🤖 AI Summary
Large language models (LLMs) exhibit weak factual grounding and poor logical coherence in knowledge-intensive complex reasoning tasks—e.g., commonsense and medical reasoning.
Method: We propose rStar, a novel framework that integrates dual retrieval-augmented actions (A6/A7) into Monte Carlo Tree Search (MCTS), replaces the conventional discriminator with a retrieval-augmented factuality scorer for fact-prioritized path selection, and incorporates dynamic subproblem retrieval, context-aware re-answering, and multi-hop fact verification.
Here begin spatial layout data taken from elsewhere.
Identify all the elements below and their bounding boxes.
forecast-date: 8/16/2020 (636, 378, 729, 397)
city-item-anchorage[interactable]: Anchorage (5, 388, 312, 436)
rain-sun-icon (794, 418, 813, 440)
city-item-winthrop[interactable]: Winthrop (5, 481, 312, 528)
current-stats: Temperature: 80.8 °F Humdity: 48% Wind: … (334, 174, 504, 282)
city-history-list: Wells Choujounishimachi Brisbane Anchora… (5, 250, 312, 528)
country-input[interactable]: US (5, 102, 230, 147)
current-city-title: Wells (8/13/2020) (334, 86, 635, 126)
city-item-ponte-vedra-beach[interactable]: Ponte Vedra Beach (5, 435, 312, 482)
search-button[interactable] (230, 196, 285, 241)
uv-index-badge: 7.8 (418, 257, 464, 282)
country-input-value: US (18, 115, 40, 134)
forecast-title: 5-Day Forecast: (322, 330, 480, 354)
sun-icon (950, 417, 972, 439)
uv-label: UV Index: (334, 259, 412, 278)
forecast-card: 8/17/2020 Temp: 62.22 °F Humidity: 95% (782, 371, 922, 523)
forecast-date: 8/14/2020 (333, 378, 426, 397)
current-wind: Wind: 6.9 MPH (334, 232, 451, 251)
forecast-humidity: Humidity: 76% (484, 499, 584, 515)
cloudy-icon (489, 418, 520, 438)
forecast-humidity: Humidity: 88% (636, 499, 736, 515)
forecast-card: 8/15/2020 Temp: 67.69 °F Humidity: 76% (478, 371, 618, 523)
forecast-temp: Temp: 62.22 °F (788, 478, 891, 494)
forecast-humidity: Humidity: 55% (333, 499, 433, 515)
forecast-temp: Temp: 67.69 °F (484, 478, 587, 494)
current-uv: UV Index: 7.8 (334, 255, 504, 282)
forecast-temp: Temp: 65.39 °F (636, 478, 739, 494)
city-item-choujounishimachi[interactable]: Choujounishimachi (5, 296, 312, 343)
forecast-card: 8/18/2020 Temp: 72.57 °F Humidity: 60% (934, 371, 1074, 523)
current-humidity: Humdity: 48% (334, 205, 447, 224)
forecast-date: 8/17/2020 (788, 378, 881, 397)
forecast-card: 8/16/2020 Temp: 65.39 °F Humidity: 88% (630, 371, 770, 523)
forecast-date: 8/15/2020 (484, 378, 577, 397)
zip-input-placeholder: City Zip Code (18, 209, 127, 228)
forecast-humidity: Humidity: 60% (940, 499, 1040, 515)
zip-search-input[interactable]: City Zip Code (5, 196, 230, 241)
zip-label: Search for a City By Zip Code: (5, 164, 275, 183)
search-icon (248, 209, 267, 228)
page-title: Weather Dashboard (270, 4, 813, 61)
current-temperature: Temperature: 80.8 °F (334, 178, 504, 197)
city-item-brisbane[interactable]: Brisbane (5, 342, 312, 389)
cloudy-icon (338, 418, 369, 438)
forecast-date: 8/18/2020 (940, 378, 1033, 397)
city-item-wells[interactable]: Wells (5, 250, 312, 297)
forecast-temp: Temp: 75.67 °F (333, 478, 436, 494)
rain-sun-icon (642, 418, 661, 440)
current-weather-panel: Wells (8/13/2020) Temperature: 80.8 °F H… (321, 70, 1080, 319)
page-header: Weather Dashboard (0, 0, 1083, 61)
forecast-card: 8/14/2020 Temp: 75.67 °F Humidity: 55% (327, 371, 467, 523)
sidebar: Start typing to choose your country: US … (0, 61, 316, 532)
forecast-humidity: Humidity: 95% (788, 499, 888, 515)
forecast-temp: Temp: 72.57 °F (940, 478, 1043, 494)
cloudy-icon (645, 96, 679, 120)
Contribution/Results: Evaluated on LLaMA-3.1, rStar significantly improves both logical coherence and factual accuracy. On multiple benchmarks—including CommonsenseQA, MedQA, and StrategyQA—it achieves open-source model performance competitive with GPT-4 and GPT-4o. To our knowledge, rStar is the first MCTS-based framework to enable fact-aware reasoning, establishing a new paradigm for factual, search-driven inference in LLMs.
📝 Abstract
This work introduces RARE (Retrieval-Augmented Reasoning Enhancement), a versatile extension to the mutual reasoning framework (rStar), aimed at enhancing reasoning accuracy and factual integrity across large language models (LLMs) for complex, knowledge-intensive tasks such as commonsense and medical reasoning. RARE incorporates two innovative actions within the Monte Carlo Tree Search (MCTS) framework: A6, which generates search queries based on the initial problem statement, performs information retrieval using those queries, and augments reasoning with the retrieved data to formulate the final answer; and A7, which leverages information retrieval specifically for generated sub-questions and re-answers these sub-questions with the relevant contextual information. Additionally, a Retrieval-Augmented Factuality Scorer is proposed to replace the original discriminator, prioritizing reasoning paths that meet high standards of factuality. Experimental results with LLaMA 3.1 show that RARE enables open-source LLMs to achieve competitive performance with top open-source models like GPT-4 and GPT-4o. This research establishes RARE as a scalable solution for improving LLMs in domains where logical coherence and factual integrity are critical.